State lawmaker, who called a real newspaper "fake news," apparently spreads real fake news on Facebook and Twitter

  • 2 Comments
  • by: Jason Salzman

(Promoted by Colorado Pols)

Scott Nov. 6 Wikileaks fake newsState Sen. Ray Scott (R-Grand Junction), who’s said the Grand Junction Sentinel is “fake news,” apparently posted actual fake news on his Twitter feed and Facebook page this year and last year.
In October on Facebook, the lawmaker shared a PoliticalInsider.com item, with the headline, “WikiLeaks CONFIRMS Hillary Sold Weapons to ISIS…Then Drops Another BOMBSHELL! Breaking News.”

As Snopes determined weeks before Scott shared this post, WikiLeaks did not confirm that Clinton “sold weapons to ISIS.” Other credible outlets came to the same conclusion, and it turned out that this Clinton/ISIS falsehood was one of the most popular fake news items prior to the election.

Yet, this fake news post, which I obtained from a source, sits on Scott’s Facebook page to this day, while he’s accusing a real news outlet of being fake news.

Scott did not immediately return a call seeking comment.

Ironically, four days after accusing the Grand Junction Sentinel of being fake news, Scott shared a Sentinel story on his Facebook page, apparently thinking the newspaper’s content was real enough to share with his friends.
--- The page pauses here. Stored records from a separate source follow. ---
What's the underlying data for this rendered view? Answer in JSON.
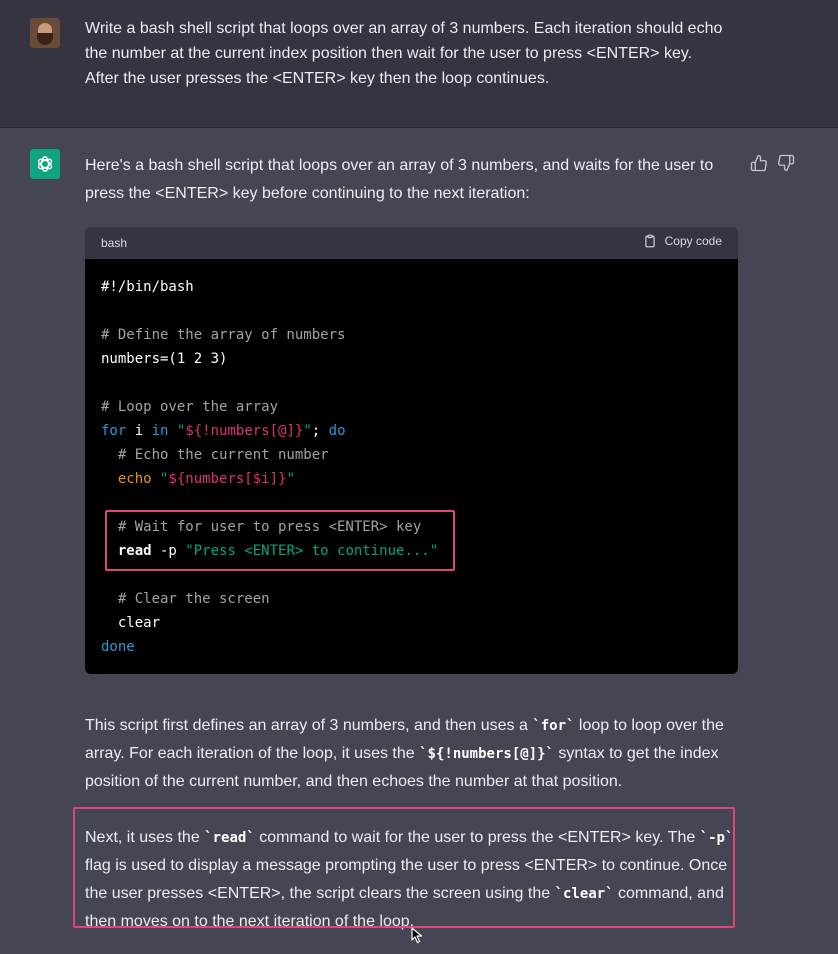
{
  "user_message": {
    "avatar": "user-avatar",
    "lines": [
      "Write a bash shell script that loops over an array of 3 numbers. Each iteration should echo",
      "the number at the current index position then wait for the user to press <ENTER> key.",
      "After the user presses the <ENTER> key then the loop continues."
    ]
  },
  "assistant_message": {
    "intro_lines": [
      "Here's a bash shell script that loops over an array of 3 numbers, and waits for the user to",
      "press the <ENTER> key before continuing to the next iteration:"
    ],
    "feedback": {
      "thumbs_up_icon": "thumbs-up-icon",
      "thumbs_down_icon": "thumbs-down-icon"
    },
    "code": {
      "language": "bash",
      "copy_label": "Copy code",
      "copy_icon": "clipboard-icon",
      "lines": [
        [
          {
            "t": "#!/bin/bash",
            "c": "plain"
          }
        ],
        [],
        [
          {
            "t": "# Define the array of numbers",
            "c": "comment"
          }
        ],
        [
          {
            "t": "numbers=(1 2 3)",
            "c": "plain"
          }
        ],
        [],
        [
          {
            "t": "# Loop over the array",
            "c": "comment"
          }
        ],
        [
          {
            "t": "for",
            "c": "kw"
          },
          {
            "t": " i ",
            "c": "plain"
          },
          {
            "t": "in",
            "c": "kw"
          },
          {
            "t": " ",
            "c": "plain"
          },
          {
            "t": "\"",
            "c": "str"
          },
          {
            "t": "${!numbers[@]}",
            "c": "var"
          },
          {
            "t": "\"",
            "c": "str"
          },
          {
            "t": "; ",
            "c": "plain"
          },
          {
            "t": "do",
            "c": "kw"
          }
        ],
        [
          {
            "t": "  # Echo the current number",
            "c": "comment"
          }
        ],
        [
          {
            "t": "  ",
            "c": "plain"
          },
          {
            "t": "echo",
            "c": "builtin"
          },
          {
            "t": " ",
            "c": "plain"
          },
          {
            "t": "\"",
            "c": "str"
          },
          {
            "t": "${numbers[$i]}",
            "c": "var"
          },
          {
            "t": "\"",
            "c": "str"
          }
        ],
        [],
        [
          {
            "t": "  # Wait for user to press <ENTER> key",
            "c": "comment"
          }
        ],
        [
          {
            "t": "  read",
            "c": "bold"
          },
          {
            "t": " -p ",
            "c": "plain"
          },
          {
            "t": "\"Press <ENTER> to continue...\"",
            "c": "str"
          }
        ],
        [],
        [
          {
            "t": "  # Clear the screen",
            "c": "comment"
          }
        ],
        [
          {
            "t": "  clear",
            "c": "plain"
          }
        ],
        [
          {
            "t": "done",
            "c": "kw"
          }
        ]
      ]
    },
    "paragraph1": [
      {
        "t": "This script first defines an array of 3 numbers, and then uses a "
      },
      {
        "t": "`for`",
        "code": true
      },
      {
        "t": " loop to loop over the array. For each iteration of the loop, it uses the "
      },
      {
        "t": "`${!numbers[@]}`",
        "code": true
      },
      {
        "t": " syntax to get the index position of the current number, and then echoes the number at that position."
      }
    ],
    "paragraph2": [
      {
        "t": "Next, it uses the "
      },
      {
        "t": "`read`",
        "code": true
      },
      {
        "t": " command to wait for the user to press the <ENTER> key. The "
      },
      {
        "t": "`-p`",
        "code": true
      },
      {
        "t": " flag is used to display a message prompting the user to press <ENTER> to continue. Once the user presses <ENTER>, the script clears the screen using the "
      },
      {
        "t": "`clear`",
        "code": true
      },
      {
        "t": " command, and then moves on to the next iteration of the loop."
      }
    ]
  },
  "colors": {
    "user_bg": "#343541",
    "assistant_bg": "#444654",
    "highlight": "#e0467c",
    "brand": "#10a37f"
  }
}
The story was headlined, “Groundwater Appeals Bill Clears Senate Panel,” and it quoted Scott as backing the legislation.

In fact, it appears that Scott shares stories from the Sentinel on a regular basis, sometimes criticizing them, sometimes praising them. Scott shared Sentinel stories, for example, with the headlines, “Congressman Tipton, GJ legislator Scott say they still back Trump” and “Single-payer health care measure has Democrats battling Democrats,” and “Trump backers rally in support of energy jobs.” Scott wrote, “Thanks to those who attended,” when he shared of a GJS article July 31 headlined, “Colorado lawmakers listen to praise, gripes about caucuses and primaries.”

Scott was a regional field coordinator for the Trump campaign, which may be where he learned Trump’s mind-boggling trick of accusing real news outlets of being fake while spreading fake news himself.

On Twitter, Scott has shared fake news as well. In December, Scott tweeted a photo of Trump shaking hands Ronald Reagan, with the quote, “For the life of me, and I’ll never know how to explain it, when I met that young man, I felt like I was the one shaking hands with a president.”

The photo is real, but not the quote, according to Snopes and other credible outlets.

In light of all this, here’s some advice for Scott:  Sign the Fake News Pledge.

It’s a promise 1) not to post fake news, defined as false information “packaged to look like news,” and 2) to post a correction and explanation on Facebook if fake news is accidentally posted. The Pledge’s arbiters of fake news are Snopes, Politifact, Factcheck.org, or a respected news outlet. If Pledge signers disagree with the specified arbiters, they do not have to remove anything from Facebook. But they are obliged to explain why they disagree with the fact checkers.

I’ll be following up with Scott to see if he’ll sign.